War der deutsche Tagungsort Hamburg Ihre Idee?

Venske: Ja, das liegt natürlich auf der Hand. Wir wechseln immer gern zwischen Ost und West, Metropole und Kleinstadt. Zuletzt fand 1986 ein sogar internationales Treffen in Hamburg statt, mit Autoren aus Ost und West. Da gibt es eine herrliche Passage in den Erinnerungen von Fritz J. Raddatz, der es nicht nötig hatte, zu den Veranstaltungen zu gehen, denn: Der PEN kam zu ihm nach Hause. Susan Sontag, Margaret Atwood, Günter Grass, Stefan Heym, Stefan Hermlin („nur noch Gips“) und ein redegewandter Heiner Müller, „trotz zweier Flaschen teuren Whiskys intus“, wie Raddatz schreibt.
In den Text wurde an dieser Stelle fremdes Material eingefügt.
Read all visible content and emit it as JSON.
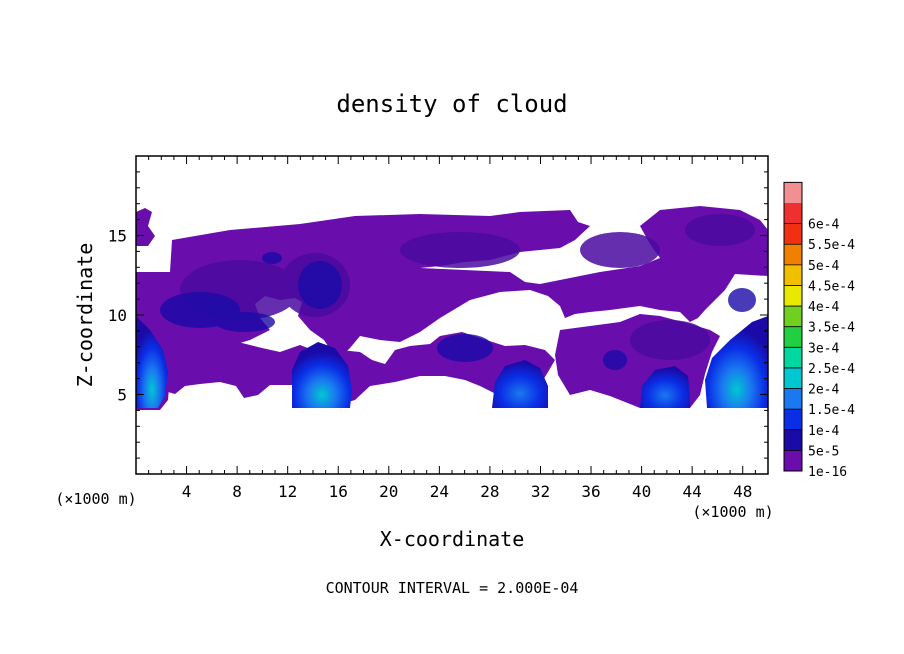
{
  "chart_data": {
    "type": "heatmap",
    "title": "density of cloud",
    "xlabel": "X-coordinate",
    "ylabel": "Z-coordinate",
    "x_unit": "(×1000 m)",
    "footer": "CONTOUR INTERVAL = 2.000E-04",
    "xlim": [
      0,
      50
    ],
    "ylim": [
      0,
      20
    ],
    "x_ticks": [
      4,
      8,
      12,
      16,
      20,
      24,
      28,
      32,
      36,
      40,
      44,
      48
    ],
    "y_ticks": [
      5,
      10,
      15
    ],
    "colorbar": {
      "levels": [
        "1e-16",
        "5e-5",
        "1e-4",
        "1.5e-4",
        "2e-4",
        "2.5e-4",
        "3e-4",
        "3.5e-4",
        "4e-4",
        "4.5e-4",
        "5e-4",
        "5.5e-4",
        "6e-4"
      ],
      "colors": [
        "#6a0dad",
        "#1a0aa8",
        "#0a2ee6",
        "#1a78f0",
        "#00c8d0",
        "#00d8a0",
        "#20d040",
        "#70d020",
        "#e8e800",
        "#f0c000",
        "#f08000",
        "#f03010",
        "#f03030",
        "#f09090"
      ]
    },
    "regions": [
      {
        "name": "main cloud layer",
        "x_range": [
          0,
          50
        ],
        "z_range": [
          4.3,
          16.5
        ],
        "max_density_approx": "5e-5"
      },
      {
        "name": "left edge core",
        "x_range": [
          0,
          2.5
        ],
        "z_range": [
          4.3,
          10
        ],
        "max_density_approx": "1.5e-4"
      },
      {
        "name": "core near x=15",
        "x_range": [
          12,
          17.5
        ],
        "z_range": [
          4.3,
          8.3
        ],
        "max_density_approx": "1.5e-4"
      },
      {
        "name": "core near x=30",
        "x_range": [
          28,
          32.5
        ],
        "z_range": [
          4.3,
          7
        ],
        "max_density_approx": "1e-4"
      },
      {
        "name": "core near x=42",
        "x_range": [
          39.5,
          44.5
        ],
        "z_range": [
          4.3,
          6.8
        ],
        "max_density_approx": "1e-4"
      },
      {
        "name": "right edge core",
        "x_range": [
          45,
          50
        ],
        "z_range": [
          4.3,
          10
        ],
        "max_density_approx": "2e-4"
      }
    ]
  }
}
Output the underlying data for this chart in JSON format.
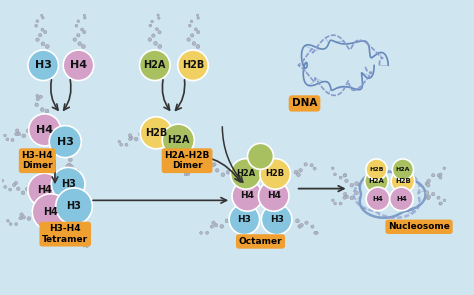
{
  "bg_color": "#cfe5f0",
  "histone_colors": {
    "H3": "#85c5e0",
    "H4": "#d4a0c8",
    "H2A": "#a8c060",
    "H2B": "#f0d060"
  },
  "label_bg": "#f0a030",
  "labels": {
    "dimer1": "H3-H4\nDimer",
    "dimer2": "H2A-H2B\nDimer",
    "tetramer": "H3-H4\nTetramer",
    "octamer": "Octamer",
    "nucleosome": "Nucleosome",
    "dna": "DNA"
  }
}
Wie viele öffentliche Veranstaltungen sind wo geplant, mit welchen Themen?

Venske: Bitte die Termine vom 22. bis 25. April 2021 vormerken. Näheres geben wir zu gegebener Zeit bekannt.

Sie werden im Juni 65 Jahre alt. Wie
lange wollen Sie eigentlich den PEN-Job noch machen?

Venske: Es ist kein Job, sondern ein Ehrenamt. Eine Amtszeit dauert zwei Jahre. Ich möchte den Stab 2021 in Hamburg weiterreichen. Dann war ich vier Jahre Generalsekretärin und vier Jahre Präsidentin, das waren acht intensive Jahre. Im internationalen Board, in das ich auch gewählt wurde, endet meine Amtszeit im Herbst 2022. Bei der Hundertjahrfeier in Oxford bin ich in dieser Funktion noch dabei. Und dann wäre ich gern zehn Jahre jünger und finge noch mal von vorne an.